Deutsche Bank rassure ses actionnaires

Arrivé à la tête de Deutsche Bank en avril 2018, Christian Sewing avait annoncé un plan de restructuration en juillet 2019. ©EPA

Christian Sewing, le CEO de la première banque en Allemagne, a su rassurer ses actionnaires lors de la publication de son bilan 2019. Son action signe la meilleure performance dans son secteur en Europe depuis le début de cette année!

Le plan de la dernière chance? C’est ainsi que l’on avait intitulé un dossier que L’Echo avait consacré à Deutsche Bank le 13 juillet dernier. Un énième plan visant à restructurer la première banque allemande afin de redresser sa rentabilité venait alors d’être publié. En quelques mots, sa nouvelle équipe dirigeante conduite par Christian Sewing avait décidé de réduire la voilure dans certaines de ses activités, et de mettre sur pied une structure de défaisance (bad bank) pour y loger 74 milliards d’euros d’actifs pondérés risqués. Ce plan passait aussi par la suppression de 18.000 emplois supplémentaires, ainsi que du dividende en 2019 et 2020.

Analystes peu enthousiastes

A l’époque, on avait observé que les actionnaires étaient moins optimistes que les obligataires. La suppression du dividende pouvait partiellement expliquer cette humeur divergente entre les actionnaires et les obligataires, alors que ces derniers n’allaient pas être privés de rendement sur la dette de la banque.

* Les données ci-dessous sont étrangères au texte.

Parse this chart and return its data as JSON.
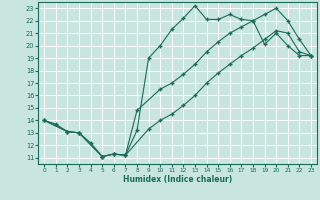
{
  "xlabel": "Humidex (Indice chaleur)",
  "bg_color": "#c8e6df",
  "grid_color": "#ffffff",
  "line_color": "#1a6b5a",
  "xlim": [
    -0.5,
    23.5
  ],
  "ylim": [
    10.5,
    23.5
  ],
  "xticks": [
    0,
    1,
    2,
    3,
    4,
    5,
    6,
    7,
    8,
    9,
    10,
    11,
    12,
    13,
    14,
    15,
    16,
    17,
    18,
    19,
    20,
    21,
    22,
    23
  ],
  "yticks": [
    11,
    12,
    13,
    14,
    15,
    16,
    17,
    18,
    19,
    20,
    21,
    22,
    23
  ],
  "line1_x": [
    0,
    1,
    2,
    3,
    4,
    5,
    6,
    7,
    8,
    9,
    10,
    11,
    12,
    13,
    14,
    15,
    16,
    17,
    18,
    19,
    20,
    21,
    22,
    23
  ],
  "line1_y": [
    14,
    13.7,
    13.1,
    13.0,
    12.2,
    11.1,
    11.3,
    11.2,
    13.2,
    19.0,
    20.0,
    21.3,
    22.2,
    23.2,
    22.1,
    22.1,
    22.5,
    22.1,
    22.0,
    20.1,
    21.0,
    20.0,
    19.2,
    19.2
  ],
  "line2_x": [
    0,
    2,
    3,
    5,
    6,
    7,
    8,
    10,
    11,
    12,
    13,
    14,
    15,
    16,
    17,
    18,
    19,
    20,
    21,
    22,
    23
  ],
  "line2_y": [
    14,
    13.1,
    13.0,
    11.1,
    11.3,
    11.2,
    14.8,
    16.5,
    17.0,
    17.7,
    18.5,
    19.5,
    20.3,
    21.0,
    21.5,
    22.0,
    22.5,
    23.0,
    22.0,
    20.5,
    19.2
  ],
  "line3_x": [
    0,
    2,
    3,
    5,
    6,
    7,
    9,
    10,
    11,
    12,
    13,
    14,
    15,
    16,
    17,
    18,
    19,
    20,
    21,
    22,
    23
  ],
  "line3_y": [
    14,
    13.1,
    13.0,
    11.1,
    11.3,
    11.2,
    13.3,
    14.0,
    14.5,
    15.2,
    16.0,
    17.0,
    17.8,
    18.5,
    19.2,
    19.8,
    20.5,
    21.2,
    21.0,
    19.5,
    19.2
  ]
}
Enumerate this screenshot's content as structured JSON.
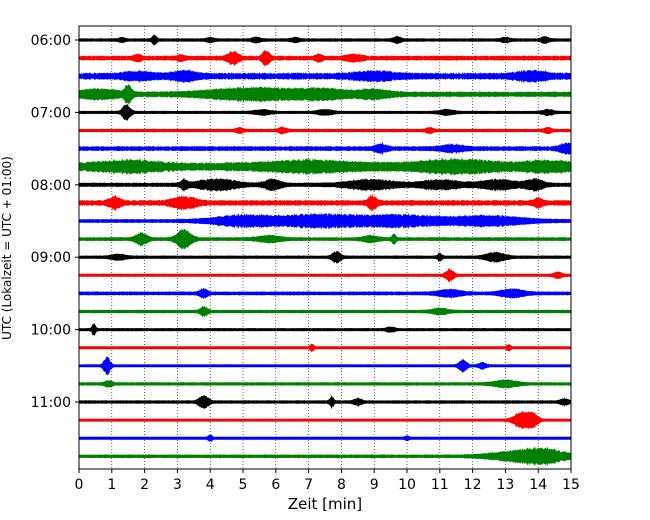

Les gestionnaires de fonds internationaux, comme ceux de Norges Bank, Goldman Sachs et de Bank of America pour ne citer qu’eux, s’étaient délestés dans les mois qui ont suivi la publication du plan de gros paquets d’actions Deutsche Bank. Ceux de Vanguard, du Crédit Agricole Groupe, de la Commerzbank ou encore de Citigroup ont compté pour leur part parmi les quelques-uns à en avoir plutôt acquis.

Du côté des analystes, l’optimisme n’était pas non plus de mise. Et ne l’est d’ailleurs toujours pas à ce jour. Sur les 17 qui se sont prononcés en janvier, 10 disent "sous-pondérer" cette action, voire suggèrent de la "vendre". Les 6 autres sont plutôt "neutres" envers elle.

L’action survole son secteur

Le cours de l’action qui était tombé brièvement sous les 5 euros au début de l’été 2019, s’est progressivement redressé depuis lors. Ce jeudi matin, elle était montée jusqu'à à 8,30 euros!

Près de 6 mois après l’annonce de ce plan, ceux qui ont pris le risque d’investir dans l’action Deutsche Bank ne peuvent que se réjouir. Le cours de l’action, qui était tombé brièvement sous les 5 euros au début de l’été 2019, s’est progressivement redressé depuis lors. Il était monté ce jeudi matin jusqu'à 8,30 euros (+66%!).

Rien que depuis le début de ce mois de janvier, cette action "value" est déjà montée de 20%, surperformant de la sorte toutes les autres actions bancaires (-4% en moyenne) de l’indice Stoxx 600.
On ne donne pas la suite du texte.